O dia a dia nas empresas é cheio de problemas a serem resolvidos, desafios para serem vencidos e nem sempre o ser humano é percebido dentro desse processo.

Todos os itens citados refletem no treinamento dos aprendizes dentro das corporações e devem ser assim em várias instituições que trabalham com aprendizagem. Cito os estagiários e aprendizes não porque é o público com o qual eu trabalho, mas, por obviamente ser o setor que considero menos preparado para levar os “tapas” que a rotina das empresas – quando não pautadas por uma política de acolhimento – oferecem aos profissionais iniciantes.

Um acolhimento embasado na falta de respeito pode desmotivar, adoecer e até piorar situações que um líder desconhece – muitas pessoas que passam por nossas vidas e pelas empresas carregam consigo marcas indeléveis.

Será que como seres humanos temos o direito de aumentar essas feridas? Todos nós também não temos nossas dores, lutas e cicatrizes? Se estamos na mesma condição enquanto pessoas, se somos feitos do mesmo material, em qual momento da vida um chefe que utiliza da impaciência, do sarcasmo e da intolerância se vê em condição de superioridade? A superioridade não existe.

Não temos controle de nada nesta vida, portanto, nos acolhermos enquanto humanos deveria ser tão natural quanto termos gratuitamente ar para respirar.
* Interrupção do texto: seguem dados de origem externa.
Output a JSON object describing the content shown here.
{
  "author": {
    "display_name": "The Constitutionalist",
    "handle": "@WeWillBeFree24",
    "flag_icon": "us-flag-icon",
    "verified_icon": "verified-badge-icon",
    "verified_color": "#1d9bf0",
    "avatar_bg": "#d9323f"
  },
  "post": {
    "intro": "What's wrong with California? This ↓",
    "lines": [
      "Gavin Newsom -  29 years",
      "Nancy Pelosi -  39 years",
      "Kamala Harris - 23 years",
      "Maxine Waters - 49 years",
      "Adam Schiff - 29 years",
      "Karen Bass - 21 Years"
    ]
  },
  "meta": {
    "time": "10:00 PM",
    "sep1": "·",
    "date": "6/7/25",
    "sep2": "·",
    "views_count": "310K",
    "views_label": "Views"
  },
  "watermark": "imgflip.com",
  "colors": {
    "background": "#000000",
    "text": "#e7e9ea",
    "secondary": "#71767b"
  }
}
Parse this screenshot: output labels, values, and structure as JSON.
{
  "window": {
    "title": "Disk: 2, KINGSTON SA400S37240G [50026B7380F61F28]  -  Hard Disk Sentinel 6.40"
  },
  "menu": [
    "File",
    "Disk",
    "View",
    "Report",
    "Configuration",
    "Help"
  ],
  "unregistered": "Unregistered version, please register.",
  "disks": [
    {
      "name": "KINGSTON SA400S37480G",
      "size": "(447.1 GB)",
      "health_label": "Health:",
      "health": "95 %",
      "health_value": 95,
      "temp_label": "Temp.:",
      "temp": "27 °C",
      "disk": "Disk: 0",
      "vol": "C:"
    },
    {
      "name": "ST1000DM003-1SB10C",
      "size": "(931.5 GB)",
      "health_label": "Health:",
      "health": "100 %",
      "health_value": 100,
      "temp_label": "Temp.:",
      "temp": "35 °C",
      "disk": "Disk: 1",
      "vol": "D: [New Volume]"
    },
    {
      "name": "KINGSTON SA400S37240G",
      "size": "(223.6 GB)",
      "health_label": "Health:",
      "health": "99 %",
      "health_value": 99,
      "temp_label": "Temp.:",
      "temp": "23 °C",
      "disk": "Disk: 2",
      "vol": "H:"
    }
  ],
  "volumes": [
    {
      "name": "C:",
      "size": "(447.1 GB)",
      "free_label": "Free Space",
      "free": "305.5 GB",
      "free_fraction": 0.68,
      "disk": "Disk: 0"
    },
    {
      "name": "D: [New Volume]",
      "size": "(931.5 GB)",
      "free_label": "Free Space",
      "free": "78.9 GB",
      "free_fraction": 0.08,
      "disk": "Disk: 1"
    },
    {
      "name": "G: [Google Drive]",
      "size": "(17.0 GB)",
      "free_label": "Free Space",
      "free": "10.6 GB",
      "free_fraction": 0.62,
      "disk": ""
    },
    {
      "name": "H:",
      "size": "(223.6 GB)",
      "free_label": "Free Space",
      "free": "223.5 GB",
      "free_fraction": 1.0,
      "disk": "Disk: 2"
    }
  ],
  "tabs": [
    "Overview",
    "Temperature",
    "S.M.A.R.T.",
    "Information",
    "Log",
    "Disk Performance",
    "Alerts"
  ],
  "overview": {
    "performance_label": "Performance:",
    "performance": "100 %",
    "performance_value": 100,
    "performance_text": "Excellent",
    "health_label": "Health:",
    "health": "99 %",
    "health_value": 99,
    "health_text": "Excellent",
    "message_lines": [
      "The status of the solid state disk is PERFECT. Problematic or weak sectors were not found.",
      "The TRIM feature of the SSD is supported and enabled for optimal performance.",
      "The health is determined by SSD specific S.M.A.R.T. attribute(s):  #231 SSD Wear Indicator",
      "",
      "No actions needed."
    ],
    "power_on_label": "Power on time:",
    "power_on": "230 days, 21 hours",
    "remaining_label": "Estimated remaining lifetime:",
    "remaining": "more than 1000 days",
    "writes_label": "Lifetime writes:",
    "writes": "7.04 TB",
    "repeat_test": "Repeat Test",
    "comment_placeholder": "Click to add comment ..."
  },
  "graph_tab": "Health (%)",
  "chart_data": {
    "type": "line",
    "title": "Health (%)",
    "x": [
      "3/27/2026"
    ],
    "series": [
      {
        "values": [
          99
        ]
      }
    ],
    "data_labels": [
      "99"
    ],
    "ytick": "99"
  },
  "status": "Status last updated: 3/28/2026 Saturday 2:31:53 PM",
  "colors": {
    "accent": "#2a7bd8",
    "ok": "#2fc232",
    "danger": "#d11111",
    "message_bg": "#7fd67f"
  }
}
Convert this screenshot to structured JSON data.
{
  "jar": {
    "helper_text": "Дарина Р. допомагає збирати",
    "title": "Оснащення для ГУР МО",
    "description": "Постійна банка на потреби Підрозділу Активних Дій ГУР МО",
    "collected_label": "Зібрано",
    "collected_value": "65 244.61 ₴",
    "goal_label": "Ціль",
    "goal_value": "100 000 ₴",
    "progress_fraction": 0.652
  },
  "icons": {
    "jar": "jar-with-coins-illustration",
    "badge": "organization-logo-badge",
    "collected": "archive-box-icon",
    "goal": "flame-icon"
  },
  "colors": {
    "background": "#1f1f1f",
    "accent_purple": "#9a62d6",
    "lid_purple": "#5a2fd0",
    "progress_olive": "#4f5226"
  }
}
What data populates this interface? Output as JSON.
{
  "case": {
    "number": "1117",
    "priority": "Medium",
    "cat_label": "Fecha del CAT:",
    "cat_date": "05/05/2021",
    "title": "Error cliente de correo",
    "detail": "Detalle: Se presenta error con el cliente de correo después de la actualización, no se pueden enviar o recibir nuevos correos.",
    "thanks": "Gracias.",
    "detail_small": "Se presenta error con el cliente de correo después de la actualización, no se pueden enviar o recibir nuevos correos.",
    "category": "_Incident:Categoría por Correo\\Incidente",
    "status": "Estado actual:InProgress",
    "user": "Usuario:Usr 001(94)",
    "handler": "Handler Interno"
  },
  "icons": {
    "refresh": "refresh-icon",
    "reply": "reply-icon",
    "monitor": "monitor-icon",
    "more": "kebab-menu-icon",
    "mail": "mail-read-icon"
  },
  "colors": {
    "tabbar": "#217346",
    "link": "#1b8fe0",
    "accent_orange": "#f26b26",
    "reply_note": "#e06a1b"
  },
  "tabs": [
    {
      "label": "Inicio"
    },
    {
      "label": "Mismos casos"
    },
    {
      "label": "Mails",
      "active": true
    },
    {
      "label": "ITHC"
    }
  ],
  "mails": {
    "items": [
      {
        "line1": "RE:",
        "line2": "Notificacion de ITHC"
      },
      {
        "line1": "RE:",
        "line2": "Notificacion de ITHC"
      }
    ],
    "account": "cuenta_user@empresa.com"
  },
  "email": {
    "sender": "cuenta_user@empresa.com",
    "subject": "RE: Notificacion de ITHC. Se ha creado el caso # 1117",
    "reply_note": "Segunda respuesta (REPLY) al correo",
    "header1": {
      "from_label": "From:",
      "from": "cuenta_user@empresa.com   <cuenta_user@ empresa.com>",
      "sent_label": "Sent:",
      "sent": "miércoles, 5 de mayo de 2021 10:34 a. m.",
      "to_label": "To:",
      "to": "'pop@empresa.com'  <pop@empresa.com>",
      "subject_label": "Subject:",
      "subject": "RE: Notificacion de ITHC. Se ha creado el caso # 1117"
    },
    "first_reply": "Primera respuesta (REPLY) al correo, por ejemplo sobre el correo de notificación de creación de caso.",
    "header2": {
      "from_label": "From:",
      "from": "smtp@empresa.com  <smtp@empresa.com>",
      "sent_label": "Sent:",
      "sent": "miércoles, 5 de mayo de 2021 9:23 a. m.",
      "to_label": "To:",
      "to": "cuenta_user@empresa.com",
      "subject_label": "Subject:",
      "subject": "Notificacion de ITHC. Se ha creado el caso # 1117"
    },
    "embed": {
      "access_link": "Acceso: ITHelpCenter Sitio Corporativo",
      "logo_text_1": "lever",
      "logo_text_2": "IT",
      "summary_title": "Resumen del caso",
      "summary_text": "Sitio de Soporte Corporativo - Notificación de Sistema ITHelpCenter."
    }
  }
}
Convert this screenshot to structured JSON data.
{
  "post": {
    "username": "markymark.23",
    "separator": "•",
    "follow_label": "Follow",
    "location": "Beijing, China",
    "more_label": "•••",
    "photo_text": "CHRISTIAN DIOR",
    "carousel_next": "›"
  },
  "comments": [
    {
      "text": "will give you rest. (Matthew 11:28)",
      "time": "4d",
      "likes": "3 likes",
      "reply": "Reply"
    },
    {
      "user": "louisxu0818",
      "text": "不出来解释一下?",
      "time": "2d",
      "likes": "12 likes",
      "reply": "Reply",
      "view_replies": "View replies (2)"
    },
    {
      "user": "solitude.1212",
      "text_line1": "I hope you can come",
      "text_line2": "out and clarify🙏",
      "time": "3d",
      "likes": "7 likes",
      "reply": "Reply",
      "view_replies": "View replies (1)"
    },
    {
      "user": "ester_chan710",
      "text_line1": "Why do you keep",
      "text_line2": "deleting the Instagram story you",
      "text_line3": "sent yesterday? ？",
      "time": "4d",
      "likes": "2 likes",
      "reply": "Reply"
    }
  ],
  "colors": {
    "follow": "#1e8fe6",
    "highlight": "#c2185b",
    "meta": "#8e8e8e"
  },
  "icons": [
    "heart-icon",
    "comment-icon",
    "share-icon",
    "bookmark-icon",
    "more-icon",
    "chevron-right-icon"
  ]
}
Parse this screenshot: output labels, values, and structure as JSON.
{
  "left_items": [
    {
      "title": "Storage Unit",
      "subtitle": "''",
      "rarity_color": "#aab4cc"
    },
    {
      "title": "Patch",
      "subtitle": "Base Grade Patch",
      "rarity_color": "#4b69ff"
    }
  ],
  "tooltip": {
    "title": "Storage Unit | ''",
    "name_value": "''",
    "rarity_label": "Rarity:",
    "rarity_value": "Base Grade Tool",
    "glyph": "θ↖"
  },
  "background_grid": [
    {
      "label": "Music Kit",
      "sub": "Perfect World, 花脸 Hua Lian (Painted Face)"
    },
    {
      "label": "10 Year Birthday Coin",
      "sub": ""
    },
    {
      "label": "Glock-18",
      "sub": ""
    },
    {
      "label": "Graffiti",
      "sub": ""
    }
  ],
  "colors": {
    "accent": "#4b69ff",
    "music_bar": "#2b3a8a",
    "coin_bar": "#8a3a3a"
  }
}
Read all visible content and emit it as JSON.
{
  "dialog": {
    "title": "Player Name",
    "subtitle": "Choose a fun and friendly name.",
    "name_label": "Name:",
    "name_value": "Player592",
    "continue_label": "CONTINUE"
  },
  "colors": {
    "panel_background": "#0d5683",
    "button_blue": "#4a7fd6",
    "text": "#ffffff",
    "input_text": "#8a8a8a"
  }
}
O ar para respirarmos – necessidade básica do ser humano – é distribuído de forma igual para todos. Seria esse um sinal de que para a natureza os homens são colocados em uma mesma escala de importância?

Trabalhemos com nossos corações. É bom para nós – que muitas vezes não temos o peso da dor do outro registrado no nosso interior – e é bom para o outro, que não precisa acumular mais mágoas. Com certeza é bom para o desenvolvimento da empresa também.

*Luziane Martins é professora de cursos de direitos sociais, cidadania, trabalho em equipe e liderança.